The upcoming ‘player experience’ for a member of the Ice, according to Patrick, will be multifaceted.

“I think every player has a story, whether it’s your top prospect, your best player, your blue chip prospect, or the 23rd man on the roster,” he said. “When you think about the player experience, first of all it’s to do as much as you can to help them try and achieve their goals.

“It’s the experience of being on a team and everyone pulling on the same rope and building something together. [It’s] learning the right way, the proper way of playing the game [and] the proper way of coming to the rink to prepare every day, coming to try and getting better than you were the day before.”

Patrick continued.

“It’s the experience in the dressing room, and on the bus, and [trying to] build a culture of winning and behave the proper way. From treating your teammates and the staff and everyone around the rink with respect, to eating properly, sleeping properly [and] bonding with your teammates and having fun pulling that chain right next to the same guy.

“There’s so much to the player experience.”
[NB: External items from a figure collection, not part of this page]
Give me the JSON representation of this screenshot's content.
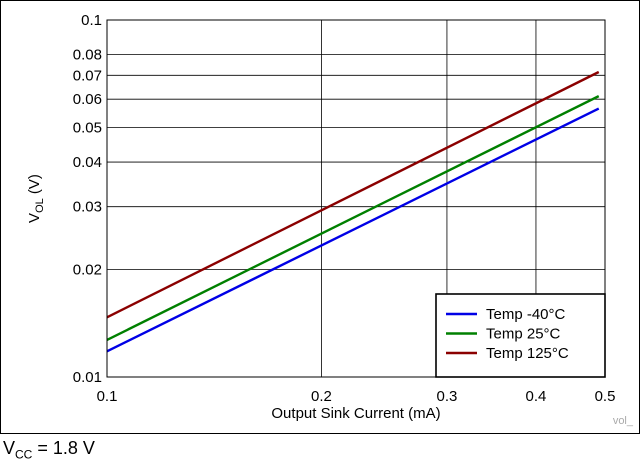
{
  "chart_data": {
    "type": "line",
    "x_scale": "log",
    "y_scale": "log",
    "xlabel": "Output Sink Current (mA)",
    "ylabel_main": "V",
    "ylabel_sub": "OL",
    "ylabel_unit": " (V)",
    "xlim": [
      0.1,
      0.5
    ],
    "ylim": [
      0.01,
      0.1
    ],
    "x_ticks": [
      0.1,
      0.2,
      0.3,
      0.4,
      0.5
    ],
    "x_tick_labels": [
      "0.1",
      "0.2",
      "0.3",
      "0.4",
      "0.5"
    ],
    "y_ticks": [
      0.01,
      0.02,
      0.03,
      0.04,
      0.05,
      0.06,
      0.07,
      0.08,
      0.1
    ],
    "y_tick_labels": [
      "0.01",
      "0.02",
      "0.03",
      "0.04",
      "0.05",
      "0.06",
      "0.07",
      "0.08",
      "0.1"
    ],
    "grid": true,
    "legend_position": "bottom-right",
    "series": [
      {
        "name": "Temp -40°C",
        "color": "#0000e6",
        "x": [
          0.1,
          0.49
        ],
        "y": [
          0.0118,
          0.0565
        ]
      },
      {
        "name": "Temp 25°C",
        "color": "#008000",
        "x": [
          0.1,
          0.49
        ],
        "y": [
          0.0127,
          0.0612
        ]
      },
      {
        "name": "Temp 125°C",
        "color": "#8b0000",
        "x": [
          0.1,
          0.49
        ],
        "y": [
          0.0147,
          0.0715
        ]
      }
    ],
    "watermark": "vol_"
  },
  "footnote": {
    "main": "V",
    "sub": "CC",
    "rest": " = 1.8 V"
  }
}
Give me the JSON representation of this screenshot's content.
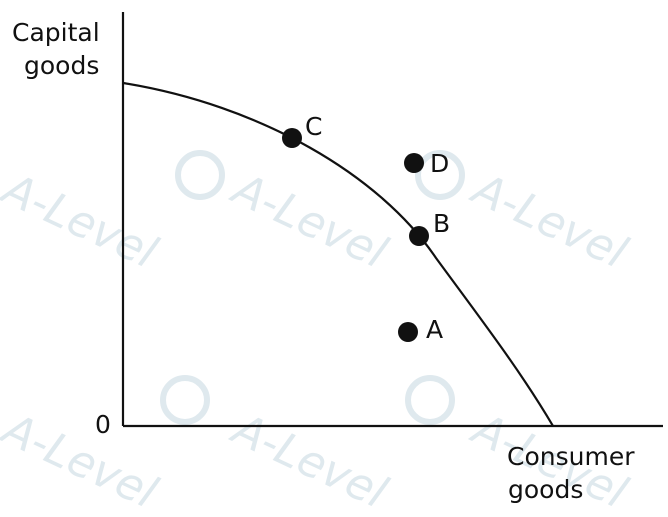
{
  "diagram": {
    "y_axis_label": [
      "Capital",
      "goods"
    ],
    "x_axis_label": [
      "Consumer",
      "goods"
    ],
    "origin_label": "0",
    "curve": "production-possibility-frontier",
    "points": [
      {
        "id": "C",
        "label": "C",
        "position": "on-curve"
      },
      {
        "id": "D",
        "label": "D",
        "position": "outside-curve"
      },
      {
        "id": "B",
        "label": "B",
        "position": "on-curve"
      },
      {
        "id": "A",
        "label": "A",
        "position": "inside-curve"
      }
    ],
    "colors": {
      "ink": "#111111",
      "watermark": "#dfe9ee"
    }
  },
  "watermark": {
    "text": "A-Level",
    "icon": "a-level-logo-icon"
  }
}
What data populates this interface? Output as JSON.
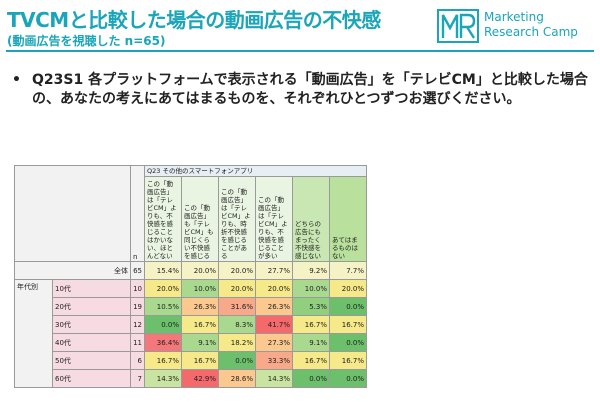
{
  "header": {
    "title": "TVCMと比較した場合の動画広告の不快感",
    "subtitle": "(動画広告を視聴した n=65)",
    "logo_mark": "MR",
    "logo_line1": "Marketing",
    "logo_line2": "Research Camp"
  },
  "question": {
    "bullet": "•",
    "text": "Q23S1 各プラットフォームで表示される「動画広告」を「テレビCM」と比較した場合の、あなたの考えにあてはまるものを、それぞれひとつずつお選びください。"
  },
  "table": {
    "question_label": "Q23 その他のスマートフォンアプリ",
    "n_label": "n",
    "group_label": "年代別",
    "columns": [
      "この「動画広告」は「テレビCM」よりも、不快感を感じることはかいない、ほとんどない",
      "この「動画広告」も「テレビCM」も同じくらい不快感を感じる",
      "この「動画広告」は「テレビCM」よりも、時折不快感を感じることがある",
      "この「動画広告」は「テレビCM」よりも、不快感を感じることが多い",
      "どちらの広告にもまったく不快感を感じない",
      "あてはまるものはない"
    ],
    "rows": [
      {
        "label": "全体",
        "n": "65",
        "values": [
          "15.4%",
          "20.0%",
          "20.0%",
          "27.7%",
          "9.2%",
          "7.7%"
        ]
      },
      {
        "label": "10代",
        "n": "10",
        "values": [
          "20.0%",
          "10.0%",
          "20.0%",
          "20.0%",
          "10.0%",
          "20.0%"
        ]
      },
      {
        "label": "20代",
        "n": "19",
        "values": [
          "10.5%",
          "26.3%",
          "31.6%",
          "26.3%",
          "5.3%",
          "0.0%"
        ]
      },
      {
        "label": "30代",
        "n": "12",
        "values": [
          "0.0%",
          "16.7%",
          "8.3%",
          "41.7%",
          "16.7%",
          "16.7%"
        ]
      },
      {
        "label": "40代",
        "n": "11",
        "values": [
          "36.4%",
          "9.1%",
          "18.2%",
          "27.3%",
          "9.1%",
          "0.0%"
        ]
      },
      {
        "label": "50代",
        "n": "6",
        "values": [
          "16.7%",
          "16.7%",
          "0.0%",
          "33.3%",
          "16.7%",
          "16.7%"
        ]
      },
      {
        "label": "60代",
        "n": "7",
        "values": [
          "14.3%",
          "42.9%",
          "28.6%",
          "14.3%",
          "0.0%",
          "0.0%"
        ]
      }
    ],
    "cell_colors": [
      [
        "#f5f3c6",
        "#f5f3c6",
        "#f5f3c6",
        "#f5f3c6",
        "#f5f3c6",
        "#f5f3c6"
      ],
      [
        "#f5e98a",
        "#a9d98e",
        "#f5e98a",
        "#f5e98a",
        "#a9d98e",
        "#f5e98a"
      ],
      [
        "#a9d98e",
        "#fbc98f",
        "#f7a98a",
        "#fbc98f",
        "#8fcf7e",
        "#6cc06c"
      ],
      [
        "#6cc06c",
        "#f5e98a",
        "#a9d98e",
        "#f4696b",
        "#f5e98a",
        "#f5e98a"
      ],
      [
        "#f4787a",
        "#a9d98e",
        "#f5e98a",
        "#fbc98f",
        "#a9d98e",
        "#6cc06c"
      ],
      [
        "#f5e98a",
        "#f5e98a",
        "#6cc06c",
        "#f7a98a",
        "#f5e98a",
        "#f5e98a"
      ],
      [
        "#c9e3a0",
        "#f4696b",
        "#fbc98f",
        "#c9e3a0",
        "#6cc06c",
        "#6cc06c"
      ]
    ]
  }
}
For Patrick, the work is just beginning and there’s a lot of it.

“It’s just come together here in the last two days, so it’s important for me to start reaching out to the players on the team [right away],” he said. “We’re going to put a staff together and we’ll finalize our coaching staff hopefully in the next day or two.

“Working with the staff and Matt on getting to know the players in our organization and how we envision them and us going forward, that’s the first step.”

Patrick said that throughout the offseason, he’ll look at everything from assigning roles, to creating practice schedules, setting up new video systems, and figuring out how they will use statistical analysis.

“It’s going to be a big challenge [but] it’s one that I’m really looking forward to and am excited about.”

Although coming to Cranbrook and the WHL is a new path for Patrick, it is also a homecoming of sorts.

During his time as a player with the Calgary Flames between 1994 and 1998, he bought a condo in nearby Fernie, BC and has a deep appreciation for the East Kootenay region.

“I [spent] as much time as I could [in Fernie], depending on my schedule as an NHL player and then as a coach,” he said. “I fell in love with the area. The nature and the surrounding area and even the mountains and the lakes [are] just so beautiful.

“I definitely have a bit of a vibe for the area.”

Patrick will be introduced to Cranbrook by team owner Greg Fettes on Thursday at ‘the #ICEcountry Drive to 25 Corporate Kick Off event presented by The Prestige Rocky Mountain Resort’ when the business community will join together for from 4 p.m. to 6 p.m.